Водитель прыгал, опрядая бороду, звонил в таксопарк и подвывал.
Я села на колени рядом с нашим незадачливым пострадавшим, пощупала пульс, побила его по щекам и, схватив за воротничок, сильно встряхнула. Он замычал.
– Скорую, живой. Но пьяный, как последняя сволочь… – сказала я, несколько раз нажав ему на грудную клетку.
– Скорую… да, сейчас, сейчас, но я не виноват, это не я… – заикался таксист.
– Я скажу, что это не вы, – сказала я и перевернула пьяного на бок, чтобы он не захлебнулся, в случае чего.
– Господи, как меня накажут… Меня так накажут… стекло – то…
Я поняла, что водитель в шоке и вызвала,,скорую,, с нашего посёлка.
Пьяный лежал без движения, но по его пузырящейся кровью ноздре можно было понять, что он дышит и не особенно собирается помирать.
Я похлопала его по щеке, привстав на колено. Мне мешал живот.
Он с матерками открыл заплывшие глаза.
– Вставай, дяденька, « скорая» едет.
– Что! – крикнул он и, привстав, схватился за голову. – Вы кто, вы чего? У меня сорок рублей только осталось! Только сорок! Вашу маму восемь раз!
– Ты зачем же, стерва, ходишь по дороге в таком состоянии? – спросила я, поднимаясь и отряхивая колготки от обочинной пыли, пока водитель трясущимися руками набирал и не мог набрать диспетчера.
Пьяный встал, постоял, расставив ноги, просящиеся в шпагат, отплевался и с хрипом пошел на холм, взбираясь по скользкому склону, засыпанному листвой, намереваясь убежать туда, где розовели трехэтажные дома Девятого квартала.
– Куда! Куда ты, друг! – крикнул ему вслед таксист.– Он убегает! Гляди, оклемался и побежал!
Вам же лучше. – сказала я, – меньше проблем, а он себе уже нагрёб. Вдруг, он в шоке, бежит и умрет где – то там, во дворах…
«Скорая» приехала и из неё вышла корпулентная дама с чемоданчиком и в синей форме.
– Где раненый? – спросила она без удивления.
– Убежал.
– Что там у него было- то?
– Высшая степень опьянения жизнью.– ответила я.

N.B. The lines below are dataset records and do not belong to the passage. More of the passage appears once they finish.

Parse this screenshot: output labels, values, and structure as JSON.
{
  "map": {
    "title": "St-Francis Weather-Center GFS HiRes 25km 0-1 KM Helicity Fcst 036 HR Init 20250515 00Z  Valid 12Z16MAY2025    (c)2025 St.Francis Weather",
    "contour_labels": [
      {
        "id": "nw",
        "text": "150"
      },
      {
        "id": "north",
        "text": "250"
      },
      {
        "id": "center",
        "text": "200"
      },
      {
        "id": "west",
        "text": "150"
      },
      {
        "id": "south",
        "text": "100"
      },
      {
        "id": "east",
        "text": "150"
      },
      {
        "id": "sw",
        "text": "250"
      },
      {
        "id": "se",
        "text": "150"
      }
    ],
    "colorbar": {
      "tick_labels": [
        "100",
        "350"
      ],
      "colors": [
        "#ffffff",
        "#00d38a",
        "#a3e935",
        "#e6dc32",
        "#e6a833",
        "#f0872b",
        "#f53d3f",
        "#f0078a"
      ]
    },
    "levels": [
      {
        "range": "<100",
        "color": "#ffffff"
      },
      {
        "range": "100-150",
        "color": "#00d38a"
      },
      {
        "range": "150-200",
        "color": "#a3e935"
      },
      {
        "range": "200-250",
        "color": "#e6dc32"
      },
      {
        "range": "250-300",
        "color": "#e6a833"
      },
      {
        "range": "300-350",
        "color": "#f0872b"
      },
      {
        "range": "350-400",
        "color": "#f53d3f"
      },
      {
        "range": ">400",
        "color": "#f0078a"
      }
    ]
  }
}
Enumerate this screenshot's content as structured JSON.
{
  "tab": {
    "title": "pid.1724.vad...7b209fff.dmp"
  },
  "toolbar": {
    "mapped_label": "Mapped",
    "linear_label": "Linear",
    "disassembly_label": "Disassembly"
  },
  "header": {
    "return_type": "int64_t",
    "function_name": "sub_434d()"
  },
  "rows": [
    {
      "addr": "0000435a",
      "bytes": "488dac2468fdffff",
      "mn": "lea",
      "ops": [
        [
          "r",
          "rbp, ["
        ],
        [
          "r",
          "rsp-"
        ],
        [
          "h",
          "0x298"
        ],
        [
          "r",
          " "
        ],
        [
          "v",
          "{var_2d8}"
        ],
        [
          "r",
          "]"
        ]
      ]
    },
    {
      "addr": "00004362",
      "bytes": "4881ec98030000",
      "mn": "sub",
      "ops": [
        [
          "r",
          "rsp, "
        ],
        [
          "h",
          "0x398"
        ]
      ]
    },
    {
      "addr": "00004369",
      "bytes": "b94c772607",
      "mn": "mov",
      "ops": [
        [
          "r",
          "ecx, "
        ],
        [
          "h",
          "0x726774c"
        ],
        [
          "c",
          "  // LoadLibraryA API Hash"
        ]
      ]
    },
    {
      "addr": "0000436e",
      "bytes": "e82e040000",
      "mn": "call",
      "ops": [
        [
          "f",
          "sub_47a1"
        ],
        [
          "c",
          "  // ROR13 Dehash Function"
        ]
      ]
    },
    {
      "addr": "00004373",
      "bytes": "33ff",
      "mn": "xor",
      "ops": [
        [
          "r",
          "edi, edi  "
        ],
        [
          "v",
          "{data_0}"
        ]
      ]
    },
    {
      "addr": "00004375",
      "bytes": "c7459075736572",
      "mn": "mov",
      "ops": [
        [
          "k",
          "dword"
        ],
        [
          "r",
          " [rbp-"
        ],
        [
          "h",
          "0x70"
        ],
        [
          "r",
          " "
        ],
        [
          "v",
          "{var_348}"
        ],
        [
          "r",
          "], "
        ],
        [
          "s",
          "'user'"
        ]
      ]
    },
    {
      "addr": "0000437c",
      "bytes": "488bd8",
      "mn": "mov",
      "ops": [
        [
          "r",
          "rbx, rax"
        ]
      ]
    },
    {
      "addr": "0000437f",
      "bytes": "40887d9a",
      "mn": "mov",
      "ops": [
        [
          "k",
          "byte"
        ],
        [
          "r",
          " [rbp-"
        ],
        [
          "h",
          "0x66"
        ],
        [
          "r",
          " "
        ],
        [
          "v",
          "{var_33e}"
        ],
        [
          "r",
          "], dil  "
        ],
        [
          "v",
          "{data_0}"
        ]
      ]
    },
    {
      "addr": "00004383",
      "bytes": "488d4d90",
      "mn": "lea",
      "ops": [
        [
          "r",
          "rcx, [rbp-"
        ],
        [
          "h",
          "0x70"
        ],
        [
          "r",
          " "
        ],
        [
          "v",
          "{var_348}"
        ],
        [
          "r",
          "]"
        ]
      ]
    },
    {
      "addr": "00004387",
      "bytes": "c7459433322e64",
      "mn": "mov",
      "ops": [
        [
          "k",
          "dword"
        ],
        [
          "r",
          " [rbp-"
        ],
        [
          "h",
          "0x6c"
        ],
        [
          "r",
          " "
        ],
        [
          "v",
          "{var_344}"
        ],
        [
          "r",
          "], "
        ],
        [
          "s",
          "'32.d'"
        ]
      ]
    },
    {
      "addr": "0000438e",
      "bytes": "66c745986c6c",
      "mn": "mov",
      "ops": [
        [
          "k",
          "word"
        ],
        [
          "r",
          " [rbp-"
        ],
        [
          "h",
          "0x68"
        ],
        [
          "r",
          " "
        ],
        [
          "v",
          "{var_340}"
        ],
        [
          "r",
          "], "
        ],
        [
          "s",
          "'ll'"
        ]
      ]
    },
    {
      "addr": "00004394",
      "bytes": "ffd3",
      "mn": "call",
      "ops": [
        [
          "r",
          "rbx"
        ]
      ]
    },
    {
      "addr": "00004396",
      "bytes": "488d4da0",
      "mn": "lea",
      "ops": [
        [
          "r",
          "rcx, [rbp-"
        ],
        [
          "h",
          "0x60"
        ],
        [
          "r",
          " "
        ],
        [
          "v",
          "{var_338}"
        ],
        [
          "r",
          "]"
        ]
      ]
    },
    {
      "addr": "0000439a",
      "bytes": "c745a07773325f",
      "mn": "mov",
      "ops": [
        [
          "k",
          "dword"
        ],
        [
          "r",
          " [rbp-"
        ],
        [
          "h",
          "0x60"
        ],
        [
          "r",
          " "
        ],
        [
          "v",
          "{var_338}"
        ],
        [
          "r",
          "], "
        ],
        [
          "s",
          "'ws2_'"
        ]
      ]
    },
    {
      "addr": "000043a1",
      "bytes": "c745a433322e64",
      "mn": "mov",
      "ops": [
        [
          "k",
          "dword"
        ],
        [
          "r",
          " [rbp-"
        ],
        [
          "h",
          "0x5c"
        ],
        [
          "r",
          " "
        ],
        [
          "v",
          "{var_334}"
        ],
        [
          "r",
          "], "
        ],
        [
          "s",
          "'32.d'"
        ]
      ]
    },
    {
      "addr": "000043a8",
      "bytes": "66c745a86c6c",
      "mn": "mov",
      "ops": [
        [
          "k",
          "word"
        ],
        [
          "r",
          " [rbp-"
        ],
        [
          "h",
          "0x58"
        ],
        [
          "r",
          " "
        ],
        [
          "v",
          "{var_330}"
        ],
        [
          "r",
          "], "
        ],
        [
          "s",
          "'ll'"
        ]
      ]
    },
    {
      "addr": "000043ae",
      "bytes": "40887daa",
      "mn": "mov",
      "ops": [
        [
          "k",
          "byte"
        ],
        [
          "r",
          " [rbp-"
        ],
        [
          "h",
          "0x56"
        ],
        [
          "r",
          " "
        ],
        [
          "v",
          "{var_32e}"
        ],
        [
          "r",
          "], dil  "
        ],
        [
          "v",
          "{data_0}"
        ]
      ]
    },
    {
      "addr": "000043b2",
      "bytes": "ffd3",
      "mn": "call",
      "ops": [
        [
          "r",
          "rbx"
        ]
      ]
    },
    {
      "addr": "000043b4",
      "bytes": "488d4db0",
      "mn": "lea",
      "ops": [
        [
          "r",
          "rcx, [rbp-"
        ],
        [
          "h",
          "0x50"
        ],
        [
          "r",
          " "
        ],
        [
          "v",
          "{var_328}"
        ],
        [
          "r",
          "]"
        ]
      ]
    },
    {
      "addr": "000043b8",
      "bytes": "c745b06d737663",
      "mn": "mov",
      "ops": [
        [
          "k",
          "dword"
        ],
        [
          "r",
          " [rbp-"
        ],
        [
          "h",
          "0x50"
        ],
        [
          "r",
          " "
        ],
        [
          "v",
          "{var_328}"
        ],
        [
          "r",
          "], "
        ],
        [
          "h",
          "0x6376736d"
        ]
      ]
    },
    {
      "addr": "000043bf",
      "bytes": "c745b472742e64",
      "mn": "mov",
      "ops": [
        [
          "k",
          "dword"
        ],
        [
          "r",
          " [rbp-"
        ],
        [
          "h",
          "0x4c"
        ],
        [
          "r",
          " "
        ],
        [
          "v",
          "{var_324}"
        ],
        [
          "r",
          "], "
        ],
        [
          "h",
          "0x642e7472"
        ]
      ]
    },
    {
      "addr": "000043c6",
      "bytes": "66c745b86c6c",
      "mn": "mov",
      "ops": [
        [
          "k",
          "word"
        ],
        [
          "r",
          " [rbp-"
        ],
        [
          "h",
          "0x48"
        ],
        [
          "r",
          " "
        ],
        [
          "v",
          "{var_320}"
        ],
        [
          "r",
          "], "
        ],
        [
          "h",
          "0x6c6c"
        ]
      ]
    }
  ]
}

– Они это могут, малохольные… за гаражами вон у нас бухали вчера… Всю ночь какого – то там поминали, слышали? Который во время очистки штыба был затянут между отклоняющимися.
– Эка его!
– А вот ещё случай был… дней десять назад… так там учудил один… в забое полевого штрека оступился и упал на вращающийся бур колонкового сверла…
– Хватит. – сказала я вздохнув.– Я видите, в положении, всё- таки… и мне сегодня вступать в Союз Писателей Кузбасса…
Фельдшерица приоткрыла густо накрашенный рот и закивала, как сытая лошадь.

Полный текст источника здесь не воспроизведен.